The supernatant was UCF at 24,000 g for 1 hour at 4 C. The UCF pellet was resuspended in growth medium and Wortmannin order co cultured with cells for 4 7 days. The UCF pellet was further processed for co culture or the isolation of protein for phospho protein and Mass Spec analysis. The supernatant from EV isolation was used as conditioned medium and was concen trated using Amicon Ultra 15 centrifugal filter unit. The CM was filter sterilized and used for co culture experiments described below. Co culture of prostate tissue extracellular vesicles with non and malignant prostate epithelial cell lines Non malignant human PrECs and malignant DU145 prostate cells were grown in Lonza Bullet or RPMI medium, respect ively supplemented with special additives or 10% dialyzed EV Inhibitors,Modulators,Libraries free FBS and antibiotics.
The cells were co cultured with EVs, from normal or malignant prostate tissue. Specifically, PrECs were co cultured with EVs from prostate tumor tissue and malignant DU145 cells with EVs derived from normal prostate tissue. PrEC cells were Inhibitors,Modulators,Libraries also co cultured for 7 days with CM isolated from DU145 cells. Soft agar cloning Following EV co culture, cells were grown in normal growth medium. After 7 days, cells were harvested for soft agar colony formation. The lower layer of the dish contained 2 ml of 1% agarose mixed with growth media. on the top level, 0. 4% agarose mixed with growth media and 0. 05 1 105 cells to a final volume of 1 ml. Plates were incubated in 5% CO2 at 37 C for 2 3 weeks. Col onies were then counted and images were captured on a Olympus MT2 microscope.

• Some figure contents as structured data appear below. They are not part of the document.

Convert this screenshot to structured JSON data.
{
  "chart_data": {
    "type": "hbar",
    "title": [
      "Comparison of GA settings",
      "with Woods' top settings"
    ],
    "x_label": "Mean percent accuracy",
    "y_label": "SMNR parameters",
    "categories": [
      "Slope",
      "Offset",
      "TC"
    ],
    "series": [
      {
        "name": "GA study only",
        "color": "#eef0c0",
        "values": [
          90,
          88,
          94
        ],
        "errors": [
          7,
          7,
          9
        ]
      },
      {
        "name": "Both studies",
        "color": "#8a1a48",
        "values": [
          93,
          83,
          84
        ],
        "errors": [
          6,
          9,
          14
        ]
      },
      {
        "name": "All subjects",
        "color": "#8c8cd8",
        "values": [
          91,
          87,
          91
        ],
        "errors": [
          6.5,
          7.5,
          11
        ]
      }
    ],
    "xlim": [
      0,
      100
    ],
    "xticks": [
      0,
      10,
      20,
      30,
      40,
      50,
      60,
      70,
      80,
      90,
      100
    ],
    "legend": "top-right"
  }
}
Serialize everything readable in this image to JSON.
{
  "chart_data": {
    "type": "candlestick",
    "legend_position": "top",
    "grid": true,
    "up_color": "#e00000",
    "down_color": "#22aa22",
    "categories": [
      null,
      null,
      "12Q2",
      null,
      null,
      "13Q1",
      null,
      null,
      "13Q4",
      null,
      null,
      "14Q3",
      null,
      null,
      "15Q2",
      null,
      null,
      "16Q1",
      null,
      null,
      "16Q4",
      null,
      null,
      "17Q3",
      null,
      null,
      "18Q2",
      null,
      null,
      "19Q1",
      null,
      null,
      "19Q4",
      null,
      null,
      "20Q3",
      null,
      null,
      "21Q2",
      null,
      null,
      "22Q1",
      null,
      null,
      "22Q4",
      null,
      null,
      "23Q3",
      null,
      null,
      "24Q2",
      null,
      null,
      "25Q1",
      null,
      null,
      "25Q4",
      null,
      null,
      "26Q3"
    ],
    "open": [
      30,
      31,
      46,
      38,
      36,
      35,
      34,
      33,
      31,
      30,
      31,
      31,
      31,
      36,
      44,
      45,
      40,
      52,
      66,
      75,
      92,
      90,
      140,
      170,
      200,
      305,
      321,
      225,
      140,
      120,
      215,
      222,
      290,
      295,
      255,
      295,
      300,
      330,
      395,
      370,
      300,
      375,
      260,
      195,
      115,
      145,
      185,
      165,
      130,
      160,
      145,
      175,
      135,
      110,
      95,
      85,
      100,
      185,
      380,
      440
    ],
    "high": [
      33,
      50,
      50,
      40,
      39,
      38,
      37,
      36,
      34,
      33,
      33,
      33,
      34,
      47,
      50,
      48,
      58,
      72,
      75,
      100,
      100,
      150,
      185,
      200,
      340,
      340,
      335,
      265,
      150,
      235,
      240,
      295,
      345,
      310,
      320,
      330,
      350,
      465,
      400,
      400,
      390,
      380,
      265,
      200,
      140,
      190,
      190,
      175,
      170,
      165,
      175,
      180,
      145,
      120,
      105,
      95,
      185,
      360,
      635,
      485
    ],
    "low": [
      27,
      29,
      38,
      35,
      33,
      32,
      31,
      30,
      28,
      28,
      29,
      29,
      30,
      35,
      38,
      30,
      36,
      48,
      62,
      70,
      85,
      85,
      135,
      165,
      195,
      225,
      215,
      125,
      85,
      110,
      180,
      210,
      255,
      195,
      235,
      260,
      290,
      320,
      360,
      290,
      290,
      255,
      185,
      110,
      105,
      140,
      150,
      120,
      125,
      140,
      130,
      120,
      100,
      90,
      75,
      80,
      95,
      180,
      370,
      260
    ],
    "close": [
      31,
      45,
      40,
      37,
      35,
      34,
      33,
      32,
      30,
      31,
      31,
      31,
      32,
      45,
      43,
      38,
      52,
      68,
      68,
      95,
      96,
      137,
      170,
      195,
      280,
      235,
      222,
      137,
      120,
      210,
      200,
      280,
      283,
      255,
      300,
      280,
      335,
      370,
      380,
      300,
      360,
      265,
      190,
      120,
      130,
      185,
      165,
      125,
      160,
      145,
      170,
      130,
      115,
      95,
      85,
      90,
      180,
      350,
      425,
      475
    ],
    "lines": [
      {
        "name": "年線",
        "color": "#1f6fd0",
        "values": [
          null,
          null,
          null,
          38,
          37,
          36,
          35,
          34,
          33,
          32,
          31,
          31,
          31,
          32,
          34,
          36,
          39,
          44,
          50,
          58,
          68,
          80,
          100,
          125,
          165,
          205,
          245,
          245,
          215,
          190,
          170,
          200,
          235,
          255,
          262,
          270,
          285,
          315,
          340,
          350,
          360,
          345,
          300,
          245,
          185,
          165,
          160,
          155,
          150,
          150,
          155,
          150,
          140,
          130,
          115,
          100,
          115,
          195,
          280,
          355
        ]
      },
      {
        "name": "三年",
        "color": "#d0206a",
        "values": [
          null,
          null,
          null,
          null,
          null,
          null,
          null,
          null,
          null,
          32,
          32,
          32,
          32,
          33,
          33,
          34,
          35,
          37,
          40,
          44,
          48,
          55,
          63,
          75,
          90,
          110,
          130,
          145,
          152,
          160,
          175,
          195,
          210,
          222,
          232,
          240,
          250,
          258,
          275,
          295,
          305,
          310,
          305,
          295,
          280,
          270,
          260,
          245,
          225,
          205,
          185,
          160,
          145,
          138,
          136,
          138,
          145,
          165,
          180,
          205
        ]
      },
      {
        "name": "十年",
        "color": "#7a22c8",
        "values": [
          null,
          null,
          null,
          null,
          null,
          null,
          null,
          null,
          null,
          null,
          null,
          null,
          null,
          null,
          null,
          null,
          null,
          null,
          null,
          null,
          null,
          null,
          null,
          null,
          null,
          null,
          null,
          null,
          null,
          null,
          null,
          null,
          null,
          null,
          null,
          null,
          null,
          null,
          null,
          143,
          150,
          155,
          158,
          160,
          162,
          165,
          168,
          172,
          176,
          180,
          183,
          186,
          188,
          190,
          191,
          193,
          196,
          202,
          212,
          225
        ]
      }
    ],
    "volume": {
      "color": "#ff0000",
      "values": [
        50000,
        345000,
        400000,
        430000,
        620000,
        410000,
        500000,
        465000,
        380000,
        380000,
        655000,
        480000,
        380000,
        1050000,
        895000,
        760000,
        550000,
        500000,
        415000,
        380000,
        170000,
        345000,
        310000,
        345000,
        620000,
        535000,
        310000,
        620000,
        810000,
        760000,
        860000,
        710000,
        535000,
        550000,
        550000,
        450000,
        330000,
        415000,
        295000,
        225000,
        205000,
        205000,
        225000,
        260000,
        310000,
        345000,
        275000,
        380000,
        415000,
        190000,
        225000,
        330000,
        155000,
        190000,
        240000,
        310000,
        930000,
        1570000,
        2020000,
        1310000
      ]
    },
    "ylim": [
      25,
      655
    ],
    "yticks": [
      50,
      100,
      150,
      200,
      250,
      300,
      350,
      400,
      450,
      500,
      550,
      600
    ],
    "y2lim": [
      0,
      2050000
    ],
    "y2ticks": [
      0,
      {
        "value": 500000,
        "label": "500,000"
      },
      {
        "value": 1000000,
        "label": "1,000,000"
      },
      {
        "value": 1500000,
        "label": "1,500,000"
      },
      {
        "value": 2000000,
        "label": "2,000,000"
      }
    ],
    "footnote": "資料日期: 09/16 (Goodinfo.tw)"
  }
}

Each experiment was ana lyzed in quadruplicate by 3 different individuals. Kinex Inhibitors,Modulators,Libraries antibody microarray analysis The Kinex antibody microarrays are printed in quadrupli cate in 32 grids of Inhibitors,Modulators,Libraries 8 12 spots each on glass microscope slide sized chips with 854 antibodies from over 20 different commercial suppliers. They include 517 pan specific anti bodies for measurement of expressions of 309 protein ki nases Inhibitors,Modulators,Libraries and 218 other signaling proteins, as well as 337 phospho site specific antibodies. To perform a Kinex analysis, extracellular vesicles were harvested as previously discussed and co culturing was conducted with 1 106 cells on 100 mm plates. Cells were harvested washed twice with PBS, and centrifuged at 14,000 g for 5 minutes. Supernatant was discarded and the resulting pellet was frozen at ?20 C.
The lysates with 50 ug protein each from the samples were labeled with the same propri etary fluorescent selleck compound dye. Each sample was separately applied to opposite sides of the antibody microarray that contains a dam to prevent mixing of the samples. Following incuba tion of the samples with the Kinex chip, the unbound proteins were washed away and the chips were scanned with a Perkin Elmer Scan Array Express Reader. Image analysis of the TIF files that were produced was performed with ImaGene 7. 0 software from BioDiscovery.